While Kustomer does have multi-region support and regional specific DR strategies for our primary cloud hosted databases and search clusters, there are additional opportunities to improve the time to recover in these situations. The engineering team is continually improving our system availability, and actively working on projects that will further improve our performance and uptime.  Some specific action items include:

  • Reviewing internal processes surrounding ElasticSearch Disaster Recovery
  • Researching additional mitigation strategies for regional ElasticSearch Disaster Recovery
Posted Jun 16, 2023 - 17:00 EDT

Resolved
Kustomer has received an update from our third party vender ElasticCloud which has rolled out a fix to the issue that has been affecting searches and reporting in the platform. The team is seeing the platform recovered though it is worth noting that larger searches will take longer to reindex. Duplicating a search should allow you to see proper results immediately. Please reach out to support if you have any further questions.

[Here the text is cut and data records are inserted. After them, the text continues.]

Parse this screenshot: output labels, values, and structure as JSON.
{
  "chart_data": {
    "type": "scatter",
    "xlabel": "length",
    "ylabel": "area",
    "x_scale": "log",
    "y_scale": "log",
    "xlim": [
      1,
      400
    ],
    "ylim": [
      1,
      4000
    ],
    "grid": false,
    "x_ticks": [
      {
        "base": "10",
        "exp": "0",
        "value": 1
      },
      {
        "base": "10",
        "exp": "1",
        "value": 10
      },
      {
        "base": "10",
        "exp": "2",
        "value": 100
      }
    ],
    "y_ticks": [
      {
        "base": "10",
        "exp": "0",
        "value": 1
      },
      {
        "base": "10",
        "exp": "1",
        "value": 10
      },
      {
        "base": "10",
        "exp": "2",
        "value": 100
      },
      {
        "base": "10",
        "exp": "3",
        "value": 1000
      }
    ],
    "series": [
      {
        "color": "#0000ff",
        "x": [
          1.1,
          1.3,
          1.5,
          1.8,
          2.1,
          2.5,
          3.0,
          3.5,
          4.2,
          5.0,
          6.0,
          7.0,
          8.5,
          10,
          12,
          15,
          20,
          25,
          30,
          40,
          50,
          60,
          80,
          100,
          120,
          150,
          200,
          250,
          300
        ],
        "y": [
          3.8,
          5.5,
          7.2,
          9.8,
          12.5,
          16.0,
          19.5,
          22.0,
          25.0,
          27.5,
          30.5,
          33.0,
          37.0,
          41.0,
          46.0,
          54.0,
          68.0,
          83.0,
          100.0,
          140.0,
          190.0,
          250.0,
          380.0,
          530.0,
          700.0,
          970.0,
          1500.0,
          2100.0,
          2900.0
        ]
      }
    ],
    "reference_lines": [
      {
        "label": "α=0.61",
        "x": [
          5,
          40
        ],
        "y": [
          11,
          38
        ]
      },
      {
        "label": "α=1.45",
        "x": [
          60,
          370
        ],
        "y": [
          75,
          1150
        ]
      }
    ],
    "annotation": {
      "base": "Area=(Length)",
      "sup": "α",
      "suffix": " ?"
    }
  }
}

Posted Jun 09, 2023 - 20:42 EDT
Update
Kustomer has received updates from our third party vender ElasticCloud which has identified the issue impacting their service and they are currently working toward a resolution. Please expect further updates within 30 minutes.
Link to ElasticCloud Status Page: https://status.elastic.co/
Posted Jun 09, 2023 - 20:13 EDT
Monitoring
Kustomer is aware of an event reported by one of our third party vendors affecting POD1 that is causing Kustomer Searches to not return results within the platform and also causing issues with returning results for reporting. Our team will continue to monitor the status with our vendor. Please expect further updates within 30 minutes and reach out to support if you have additional questions or concerns.
Link to ElasticCloud Status Page: https://status.elastic.co/
Posted Jun 09, 2023 - 19:37 EDT
This incident affected: Prod1 (US) (Analytics, Search).